One of the doors which they passed on their way was open, disclosing to
view a room which, though bare at present, looked as if it might be
made exceedingly comfortable.

'That's my den,' said Harrison. It was perhaps lucky that Graham, to
whom the room belonged, in fact, as opposed to fiction, did not hear
the remark. Graham and Harrison were old and tried foes. 'This is
yours.' Harrison pushed open another door at the end of the passage.

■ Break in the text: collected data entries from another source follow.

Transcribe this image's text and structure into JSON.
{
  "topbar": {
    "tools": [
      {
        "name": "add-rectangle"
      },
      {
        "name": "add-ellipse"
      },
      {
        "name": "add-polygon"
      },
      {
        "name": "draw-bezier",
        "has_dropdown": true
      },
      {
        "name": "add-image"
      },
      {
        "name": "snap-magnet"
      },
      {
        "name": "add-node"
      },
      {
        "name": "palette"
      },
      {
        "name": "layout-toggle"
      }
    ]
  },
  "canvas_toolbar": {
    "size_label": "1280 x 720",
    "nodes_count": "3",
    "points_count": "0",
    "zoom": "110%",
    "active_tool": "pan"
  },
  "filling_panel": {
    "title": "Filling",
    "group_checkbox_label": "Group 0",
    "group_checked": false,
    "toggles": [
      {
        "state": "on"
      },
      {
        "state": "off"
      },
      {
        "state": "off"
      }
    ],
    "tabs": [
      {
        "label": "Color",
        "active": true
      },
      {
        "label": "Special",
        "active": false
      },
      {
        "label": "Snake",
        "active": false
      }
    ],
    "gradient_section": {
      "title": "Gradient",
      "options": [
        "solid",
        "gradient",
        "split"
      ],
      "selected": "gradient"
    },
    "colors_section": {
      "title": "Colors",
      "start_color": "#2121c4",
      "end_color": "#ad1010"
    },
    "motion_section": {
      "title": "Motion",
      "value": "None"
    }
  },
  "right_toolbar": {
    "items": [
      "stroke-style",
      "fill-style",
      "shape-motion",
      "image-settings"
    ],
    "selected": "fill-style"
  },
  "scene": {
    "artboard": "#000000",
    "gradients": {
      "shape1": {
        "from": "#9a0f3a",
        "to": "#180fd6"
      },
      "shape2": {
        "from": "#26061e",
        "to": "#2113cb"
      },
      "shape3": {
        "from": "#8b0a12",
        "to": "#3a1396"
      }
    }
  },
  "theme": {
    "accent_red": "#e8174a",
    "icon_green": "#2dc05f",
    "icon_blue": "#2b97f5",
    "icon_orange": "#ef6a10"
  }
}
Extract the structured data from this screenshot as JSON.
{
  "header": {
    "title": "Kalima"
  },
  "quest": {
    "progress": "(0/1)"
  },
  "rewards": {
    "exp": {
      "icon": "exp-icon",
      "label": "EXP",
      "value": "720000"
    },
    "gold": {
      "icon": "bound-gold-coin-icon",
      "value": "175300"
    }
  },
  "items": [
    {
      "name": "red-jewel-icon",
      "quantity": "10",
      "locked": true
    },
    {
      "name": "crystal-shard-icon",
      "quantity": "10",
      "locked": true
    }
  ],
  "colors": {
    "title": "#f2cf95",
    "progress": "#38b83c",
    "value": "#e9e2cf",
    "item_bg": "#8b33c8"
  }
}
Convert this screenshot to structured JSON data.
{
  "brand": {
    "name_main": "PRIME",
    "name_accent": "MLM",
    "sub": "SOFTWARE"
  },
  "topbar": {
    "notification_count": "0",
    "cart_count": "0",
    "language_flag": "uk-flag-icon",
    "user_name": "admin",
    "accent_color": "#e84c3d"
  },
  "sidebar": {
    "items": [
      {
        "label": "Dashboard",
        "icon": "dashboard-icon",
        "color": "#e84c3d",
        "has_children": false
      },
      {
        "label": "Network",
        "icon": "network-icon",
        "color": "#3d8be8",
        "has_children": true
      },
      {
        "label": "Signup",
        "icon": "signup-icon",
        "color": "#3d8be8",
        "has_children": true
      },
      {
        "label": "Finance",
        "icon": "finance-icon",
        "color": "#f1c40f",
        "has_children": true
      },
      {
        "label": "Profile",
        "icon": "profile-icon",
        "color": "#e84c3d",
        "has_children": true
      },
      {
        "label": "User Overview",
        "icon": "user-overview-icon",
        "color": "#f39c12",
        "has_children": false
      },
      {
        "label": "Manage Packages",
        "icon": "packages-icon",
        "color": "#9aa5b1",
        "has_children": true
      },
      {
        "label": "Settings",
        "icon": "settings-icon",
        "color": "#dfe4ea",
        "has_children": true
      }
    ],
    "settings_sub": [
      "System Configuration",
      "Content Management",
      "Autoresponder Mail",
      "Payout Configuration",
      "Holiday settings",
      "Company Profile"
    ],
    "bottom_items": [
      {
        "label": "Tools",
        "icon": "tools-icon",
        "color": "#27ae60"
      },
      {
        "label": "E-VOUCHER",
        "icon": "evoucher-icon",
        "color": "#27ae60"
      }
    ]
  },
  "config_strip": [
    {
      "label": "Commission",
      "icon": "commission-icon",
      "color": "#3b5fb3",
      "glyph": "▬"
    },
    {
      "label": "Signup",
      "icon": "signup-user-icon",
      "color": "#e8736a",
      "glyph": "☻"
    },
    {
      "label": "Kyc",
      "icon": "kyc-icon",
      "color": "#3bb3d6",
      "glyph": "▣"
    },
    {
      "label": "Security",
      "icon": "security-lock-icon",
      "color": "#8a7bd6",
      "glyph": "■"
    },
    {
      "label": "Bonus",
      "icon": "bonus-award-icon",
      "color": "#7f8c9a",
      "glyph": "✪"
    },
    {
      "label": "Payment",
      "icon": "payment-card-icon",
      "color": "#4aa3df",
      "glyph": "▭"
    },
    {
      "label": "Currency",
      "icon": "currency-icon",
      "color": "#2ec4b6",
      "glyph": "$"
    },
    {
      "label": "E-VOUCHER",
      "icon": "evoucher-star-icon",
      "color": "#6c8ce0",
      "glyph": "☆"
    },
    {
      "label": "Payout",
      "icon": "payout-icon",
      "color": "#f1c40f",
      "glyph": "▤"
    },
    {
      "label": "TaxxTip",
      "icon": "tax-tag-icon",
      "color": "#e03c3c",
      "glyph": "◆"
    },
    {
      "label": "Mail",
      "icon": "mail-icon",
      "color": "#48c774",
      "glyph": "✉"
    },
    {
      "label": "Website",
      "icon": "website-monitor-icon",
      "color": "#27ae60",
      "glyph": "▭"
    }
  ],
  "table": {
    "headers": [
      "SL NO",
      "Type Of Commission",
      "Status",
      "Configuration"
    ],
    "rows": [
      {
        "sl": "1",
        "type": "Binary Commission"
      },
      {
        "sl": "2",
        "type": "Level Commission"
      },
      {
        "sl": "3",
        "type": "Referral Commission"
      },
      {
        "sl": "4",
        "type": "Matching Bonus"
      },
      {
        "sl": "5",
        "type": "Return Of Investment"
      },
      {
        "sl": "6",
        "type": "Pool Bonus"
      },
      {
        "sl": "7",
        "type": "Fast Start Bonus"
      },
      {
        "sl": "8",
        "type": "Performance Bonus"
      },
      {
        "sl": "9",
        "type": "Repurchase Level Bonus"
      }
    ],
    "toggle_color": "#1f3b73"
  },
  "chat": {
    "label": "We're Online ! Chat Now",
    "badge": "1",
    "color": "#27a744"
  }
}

His companion stared blankly at the Oriental luxury which met his eye.
'But, I say,' he said, 'are you sure? This seems to be occupied
already.'

'Oh, no, that's all right,' said Harrison, airily. 'The chap who used
to be here left last term. He didn't know he was going to leave till it
was too late to pack up all his things, so he left his study as it was.
All you've got to do is to cart the things out into the passage and
leave them there. The Moke'll take 'em away.'

The Moke was the official who combined in a single body the duties of
butler and bootboy at Merevale's House. 'Oh, right-ho!' said the
unknown, and Harrison left him.

Harrison's idea was that when Venables returned and found an absolute
stranger placidly engaged in wrecking his carefully-tidied study, he
would at once, and without making inquiries, fall upon that absolute
stranger and blot him off the face of the earth. Afterwards it might
possibly come out that he, Harrison, had been not altogether
unconnected with the business, and then, he was fain to admit, there
might be trouble. But he was a youth who never took overmuch heed for
the morrow. Sufficient unto the day was his motto. And, besides, it was
distinctly worth risking. The main point, and the one with which alone
the House would concern itself, was that he had completely taken in,
scored off, and overwhelmed the youth who had done as much by him in
the train, and his reputation as one not to be lightly trifled with
would be restored to its former brilliance. Anything that might happen
between himself and Venables subsequently would be regarded as a purely
private matter between man and man, affecting the main point not at
all.

About an hour later a small Merevalian informed Harrison that Venables
wished to see him in his study. He went. Experience had taught him that
when the Head of the House sent for him, it was as a rule as well to
humour his whim and go. He was prepared for a good deal, for he had
come to the conclusion that it was impossible for him to preserve his
incognito in the matter, but he was certainly not prepared for what he
saw.

Venables and the stranger were seated in two armchairs, apparently on
the very best of terms with one another. And this, in spite of the fact
that these two armchairs were the only furniture left in the study. The
rest, as he had noted with a grin before he had knocked at the door,
was picturesquely scattered about the passage.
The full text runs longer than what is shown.